C'était un mensonge de piètre qualité, mais après la scène de la veille, elle avait encore moins envie d’être prise pour l’ignorante qui avait grandi chez les humains.
– La division des pouvoirs est le phénomène génétique qui permet la procréation des êtres magiques, récita finalement la louve. Une fraction de la magie des deux parents va se fusionner avec l’embryon, mais notre magie est limitée à une seule division, ce qui nous empêche d’avoir plusieurs enfants.
Mayri hocha la tête.
– Mais il est possible d’avoir des jumeaux. Dans ce cas, la partie embryonnaire de la magie se divise elle-même, mais dans la majorité de ces cas, cette division n’est pas égale ce qui donne un jumeau plus fort que l’autre.
Elle tritura le bout de sa tresse.
– Les hommes peuvent parfois concevoir deux enfants avec deux partenaires différents, mais c’est plutôt rare. Imagine un peu les scandales que ça provoque ! 
Elle haussa les épaules, le sourire aux lèvres et se remit en mouvement.
— Tu vois la brune au milieu des filles ? C’est une sorcière, en huitième année. Elsy Jaar. Elle vient d’une riche famille. C’est la première de sa promotion, la plus puissante de son âge. Sa famille ne fait pas partie du conseil, mais elle espère pouvoir obtenir un titre d’élève du conseil par le mérite, comme Calliope. C'est terrible ce qui lui arrive d’ailleurs. C'est une sorcière super joyeuse d’habitude…
– Qu’est-ce qui lui arrive ? la coupa-elle, curieuse.
Carla s’arrêta à nouveau en pleine marche et lui jeta un regard ahuri. 
– Sa sœur de Coven, sa meilleure amie, Lydia. Elles étaient inséparables. Lydia est plus âgée, elle a quitté l’école il y a deux ans. Elle était en étude de préservation culturelle, avec ta mère. Elle était avec elle le jour où on a retrouvé son corps… mais Lydia avait disparu. On ne sait pas si elle s’est enfuie ou… pire. Certains pensent que c'est l’Hécatombe qui est de retour, mais le conseil ne confirme pas.

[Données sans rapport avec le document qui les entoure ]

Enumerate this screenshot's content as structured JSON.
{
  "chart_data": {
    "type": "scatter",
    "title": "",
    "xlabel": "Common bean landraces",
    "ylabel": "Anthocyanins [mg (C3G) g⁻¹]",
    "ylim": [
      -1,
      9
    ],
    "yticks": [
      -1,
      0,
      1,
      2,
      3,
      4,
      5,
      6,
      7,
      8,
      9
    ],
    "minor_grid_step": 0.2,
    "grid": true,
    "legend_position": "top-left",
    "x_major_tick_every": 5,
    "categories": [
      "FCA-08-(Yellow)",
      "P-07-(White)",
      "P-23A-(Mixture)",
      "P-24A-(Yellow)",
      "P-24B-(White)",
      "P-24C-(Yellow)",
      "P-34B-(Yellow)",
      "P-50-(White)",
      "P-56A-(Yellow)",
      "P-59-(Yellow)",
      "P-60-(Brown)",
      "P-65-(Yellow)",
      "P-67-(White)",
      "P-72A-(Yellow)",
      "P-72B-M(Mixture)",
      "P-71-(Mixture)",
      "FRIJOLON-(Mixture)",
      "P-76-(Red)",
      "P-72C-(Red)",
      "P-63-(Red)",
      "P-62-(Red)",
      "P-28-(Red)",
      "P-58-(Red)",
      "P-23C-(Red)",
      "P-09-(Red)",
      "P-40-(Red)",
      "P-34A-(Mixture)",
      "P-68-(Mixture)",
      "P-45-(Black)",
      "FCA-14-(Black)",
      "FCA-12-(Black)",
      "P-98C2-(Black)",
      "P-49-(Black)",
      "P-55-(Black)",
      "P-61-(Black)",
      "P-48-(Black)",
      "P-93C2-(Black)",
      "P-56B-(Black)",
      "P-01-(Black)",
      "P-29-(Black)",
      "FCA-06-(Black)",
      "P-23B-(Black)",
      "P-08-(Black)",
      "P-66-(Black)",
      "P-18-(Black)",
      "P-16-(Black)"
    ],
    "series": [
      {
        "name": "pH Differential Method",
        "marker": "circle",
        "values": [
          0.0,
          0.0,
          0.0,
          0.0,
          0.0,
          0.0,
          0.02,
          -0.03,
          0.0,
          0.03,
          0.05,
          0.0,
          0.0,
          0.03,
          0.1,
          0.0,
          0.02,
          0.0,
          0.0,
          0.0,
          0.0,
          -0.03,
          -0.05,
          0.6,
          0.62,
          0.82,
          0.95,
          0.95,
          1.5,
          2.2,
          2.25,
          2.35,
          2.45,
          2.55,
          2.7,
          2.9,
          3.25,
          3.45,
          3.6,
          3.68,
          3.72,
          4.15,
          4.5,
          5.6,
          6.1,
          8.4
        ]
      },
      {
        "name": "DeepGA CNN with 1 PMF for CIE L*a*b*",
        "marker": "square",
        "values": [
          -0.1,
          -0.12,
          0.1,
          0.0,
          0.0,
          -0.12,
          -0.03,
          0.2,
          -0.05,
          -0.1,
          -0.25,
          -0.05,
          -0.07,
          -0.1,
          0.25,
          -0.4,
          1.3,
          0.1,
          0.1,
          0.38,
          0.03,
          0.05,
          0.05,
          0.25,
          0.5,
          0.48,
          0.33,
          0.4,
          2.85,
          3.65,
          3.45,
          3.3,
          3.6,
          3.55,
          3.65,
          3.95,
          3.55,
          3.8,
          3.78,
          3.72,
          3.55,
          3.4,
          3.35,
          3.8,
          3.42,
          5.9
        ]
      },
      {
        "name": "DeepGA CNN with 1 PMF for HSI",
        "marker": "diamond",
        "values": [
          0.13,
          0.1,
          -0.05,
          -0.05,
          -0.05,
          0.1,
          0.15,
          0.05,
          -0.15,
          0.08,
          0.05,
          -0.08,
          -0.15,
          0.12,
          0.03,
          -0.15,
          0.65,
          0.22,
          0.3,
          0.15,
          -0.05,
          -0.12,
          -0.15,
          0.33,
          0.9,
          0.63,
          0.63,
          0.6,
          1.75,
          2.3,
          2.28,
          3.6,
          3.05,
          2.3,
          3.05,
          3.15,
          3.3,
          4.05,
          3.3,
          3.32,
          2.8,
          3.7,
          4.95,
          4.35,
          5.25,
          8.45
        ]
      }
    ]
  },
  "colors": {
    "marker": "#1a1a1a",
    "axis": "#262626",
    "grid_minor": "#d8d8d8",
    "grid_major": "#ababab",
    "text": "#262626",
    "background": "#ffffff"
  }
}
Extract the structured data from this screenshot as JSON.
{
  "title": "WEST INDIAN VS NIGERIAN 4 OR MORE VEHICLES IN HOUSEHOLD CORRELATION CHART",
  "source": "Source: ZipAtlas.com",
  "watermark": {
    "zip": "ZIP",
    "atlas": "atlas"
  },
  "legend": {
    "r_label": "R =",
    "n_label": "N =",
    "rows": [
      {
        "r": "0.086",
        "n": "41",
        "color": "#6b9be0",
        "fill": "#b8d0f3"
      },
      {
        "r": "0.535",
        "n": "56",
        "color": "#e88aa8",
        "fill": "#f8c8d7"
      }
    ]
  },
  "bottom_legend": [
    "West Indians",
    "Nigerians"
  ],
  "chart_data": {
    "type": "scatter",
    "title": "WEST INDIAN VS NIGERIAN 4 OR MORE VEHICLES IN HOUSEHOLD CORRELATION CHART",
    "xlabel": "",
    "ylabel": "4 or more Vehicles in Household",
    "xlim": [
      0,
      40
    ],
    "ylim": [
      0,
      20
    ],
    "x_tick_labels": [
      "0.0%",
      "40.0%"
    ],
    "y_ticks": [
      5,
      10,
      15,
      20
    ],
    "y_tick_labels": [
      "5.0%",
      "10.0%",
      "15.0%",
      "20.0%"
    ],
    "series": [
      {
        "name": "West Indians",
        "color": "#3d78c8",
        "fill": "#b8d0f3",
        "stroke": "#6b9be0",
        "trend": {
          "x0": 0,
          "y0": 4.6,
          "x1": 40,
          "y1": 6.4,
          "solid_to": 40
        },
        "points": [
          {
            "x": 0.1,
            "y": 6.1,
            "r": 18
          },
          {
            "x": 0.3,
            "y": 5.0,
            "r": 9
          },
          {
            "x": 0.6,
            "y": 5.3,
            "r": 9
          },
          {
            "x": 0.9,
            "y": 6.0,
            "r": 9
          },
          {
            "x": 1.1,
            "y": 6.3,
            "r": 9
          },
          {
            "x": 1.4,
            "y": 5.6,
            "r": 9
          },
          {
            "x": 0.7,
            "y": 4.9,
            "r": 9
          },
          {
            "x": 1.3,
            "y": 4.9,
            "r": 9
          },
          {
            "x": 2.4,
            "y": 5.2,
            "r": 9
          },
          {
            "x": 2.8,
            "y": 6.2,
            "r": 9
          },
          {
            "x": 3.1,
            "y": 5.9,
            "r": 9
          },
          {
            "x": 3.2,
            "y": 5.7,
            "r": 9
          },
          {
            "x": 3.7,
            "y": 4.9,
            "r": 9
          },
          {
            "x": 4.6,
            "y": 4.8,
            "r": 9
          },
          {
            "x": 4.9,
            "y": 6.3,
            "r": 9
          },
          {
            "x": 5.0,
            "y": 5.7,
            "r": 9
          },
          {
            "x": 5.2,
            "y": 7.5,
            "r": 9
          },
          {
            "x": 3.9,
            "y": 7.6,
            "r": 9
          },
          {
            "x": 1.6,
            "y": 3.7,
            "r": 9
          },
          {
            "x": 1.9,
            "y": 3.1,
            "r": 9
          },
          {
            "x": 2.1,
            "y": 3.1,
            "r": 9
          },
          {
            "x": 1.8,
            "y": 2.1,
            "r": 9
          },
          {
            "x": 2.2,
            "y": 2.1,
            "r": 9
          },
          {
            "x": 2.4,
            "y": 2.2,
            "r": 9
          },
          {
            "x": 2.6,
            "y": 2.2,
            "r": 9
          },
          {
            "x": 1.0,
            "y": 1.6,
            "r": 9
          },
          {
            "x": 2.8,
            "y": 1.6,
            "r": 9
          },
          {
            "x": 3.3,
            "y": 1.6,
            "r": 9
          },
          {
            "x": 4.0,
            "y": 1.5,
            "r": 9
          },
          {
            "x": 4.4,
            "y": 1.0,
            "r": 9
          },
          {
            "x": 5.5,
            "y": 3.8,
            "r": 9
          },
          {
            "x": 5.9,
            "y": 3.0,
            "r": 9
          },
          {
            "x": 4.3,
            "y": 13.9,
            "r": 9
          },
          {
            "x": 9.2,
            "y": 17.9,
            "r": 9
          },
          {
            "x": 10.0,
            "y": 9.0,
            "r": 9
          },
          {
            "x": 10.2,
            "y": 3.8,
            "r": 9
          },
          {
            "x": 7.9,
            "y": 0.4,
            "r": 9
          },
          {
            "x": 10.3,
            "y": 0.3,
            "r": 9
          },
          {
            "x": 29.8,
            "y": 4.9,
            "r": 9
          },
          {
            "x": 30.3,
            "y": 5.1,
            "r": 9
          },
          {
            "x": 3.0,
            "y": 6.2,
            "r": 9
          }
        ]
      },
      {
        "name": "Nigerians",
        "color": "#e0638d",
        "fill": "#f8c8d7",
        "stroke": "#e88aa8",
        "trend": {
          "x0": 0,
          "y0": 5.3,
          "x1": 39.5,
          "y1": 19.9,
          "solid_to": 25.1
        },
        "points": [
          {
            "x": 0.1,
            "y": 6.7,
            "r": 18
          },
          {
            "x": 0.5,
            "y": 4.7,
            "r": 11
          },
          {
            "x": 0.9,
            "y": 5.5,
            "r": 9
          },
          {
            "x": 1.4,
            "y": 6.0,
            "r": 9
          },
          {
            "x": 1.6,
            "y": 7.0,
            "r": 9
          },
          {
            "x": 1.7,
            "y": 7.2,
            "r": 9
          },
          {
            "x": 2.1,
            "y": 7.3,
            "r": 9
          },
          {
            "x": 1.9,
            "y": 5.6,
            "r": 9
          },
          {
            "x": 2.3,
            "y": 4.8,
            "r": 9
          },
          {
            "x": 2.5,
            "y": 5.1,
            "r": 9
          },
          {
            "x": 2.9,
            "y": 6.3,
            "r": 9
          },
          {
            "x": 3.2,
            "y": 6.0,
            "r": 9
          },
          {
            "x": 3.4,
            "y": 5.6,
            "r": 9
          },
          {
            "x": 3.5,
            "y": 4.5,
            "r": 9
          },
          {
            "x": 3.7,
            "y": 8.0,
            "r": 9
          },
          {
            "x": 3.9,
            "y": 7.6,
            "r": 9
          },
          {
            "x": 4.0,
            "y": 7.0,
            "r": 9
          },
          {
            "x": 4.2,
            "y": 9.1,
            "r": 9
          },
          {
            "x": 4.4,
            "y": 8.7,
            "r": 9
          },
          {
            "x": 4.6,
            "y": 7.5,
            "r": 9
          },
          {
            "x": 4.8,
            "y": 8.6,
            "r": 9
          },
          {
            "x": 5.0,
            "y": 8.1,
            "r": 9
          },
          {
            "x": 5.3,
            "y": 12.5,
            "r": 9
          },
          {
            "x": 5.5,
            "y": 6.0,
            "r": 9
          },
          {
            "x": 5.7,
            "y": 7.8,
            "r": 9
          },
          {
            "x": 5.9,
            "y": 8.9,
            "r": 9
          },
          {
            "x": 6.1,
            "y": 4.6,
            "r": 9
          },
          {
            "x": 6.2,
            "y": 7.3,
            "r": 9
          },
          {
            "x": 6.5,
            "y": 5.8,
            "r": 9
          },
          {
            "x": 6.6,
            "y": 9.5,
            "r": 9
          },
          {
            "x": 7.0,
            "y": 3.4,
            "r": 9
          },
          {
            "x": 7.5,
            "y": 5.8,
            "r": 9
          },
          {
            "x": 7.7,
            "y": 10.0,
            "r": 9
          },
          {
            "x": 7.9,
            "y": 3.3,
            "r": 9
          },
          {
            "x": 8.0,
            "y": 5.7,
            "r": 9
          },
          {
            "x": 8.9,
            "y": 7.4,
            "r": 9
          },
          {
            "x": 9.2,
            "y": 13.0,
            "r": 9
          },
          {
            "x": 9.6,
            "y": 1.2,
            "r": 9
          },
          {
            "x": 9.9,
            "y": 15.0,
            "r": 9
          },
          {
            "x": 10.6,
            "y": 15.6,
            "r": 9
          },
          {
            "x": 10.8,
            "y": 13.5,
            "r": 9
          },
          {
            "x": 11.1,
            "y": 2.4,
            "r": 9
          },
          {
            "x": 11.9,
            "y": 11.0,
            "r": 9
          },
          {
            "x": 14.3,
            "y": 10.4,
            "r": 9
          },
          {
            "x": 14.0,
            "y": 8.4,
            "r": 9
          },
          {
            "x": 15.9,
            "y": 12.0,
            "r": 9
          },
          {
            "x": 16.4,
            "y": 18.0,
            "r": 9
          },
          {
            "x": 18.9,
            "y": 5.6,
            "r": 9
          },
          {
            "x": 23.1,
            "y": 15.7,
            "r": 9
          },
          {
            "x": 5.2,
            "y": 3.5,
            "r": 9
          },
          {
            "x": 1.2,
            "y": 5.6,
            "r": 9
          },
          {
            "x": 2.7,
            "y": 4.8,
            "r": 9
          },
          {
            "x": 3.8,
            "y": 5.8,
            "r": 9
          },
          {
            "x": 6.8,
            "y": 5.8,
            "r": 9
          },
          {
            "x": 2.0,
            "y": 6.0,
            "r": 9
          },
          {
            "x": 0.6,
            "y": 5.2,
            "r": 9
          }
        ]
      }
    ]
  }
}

Mayri resta figée un moment. Non seulement sa mère avait été assassinée, mais en plus de cela, une jeune femme avait été enlevée… Une nausée lui brûla la gorge. Pourquoi son oncle ne lui en avait-il par parlé ? Et ce lien avec l’Hécatombe ? Qu’est-ce que cela signifiait ? Mayri n’en avait jamais entendu parler. Sa mère n’avait jamais évoqué un tel nom.
Carla observa autour d’elle un moment, par peur d’être épiée, avant de reprendre son air joviale et de clore le sujet. 
– Oh ! Et la blonde à côté…
Seul le petit déjeuner la fit taire.
Mayri ne parla pas beaucoup, se contentant d’observer Carla et Adam parler. Il était à peine huit heure du matin, et sa tête était déjà en feu à cause de tous ces penseurs. Elle chercha d’ailleurs Aramis du coin de l’œil, mais le ne trouva pas.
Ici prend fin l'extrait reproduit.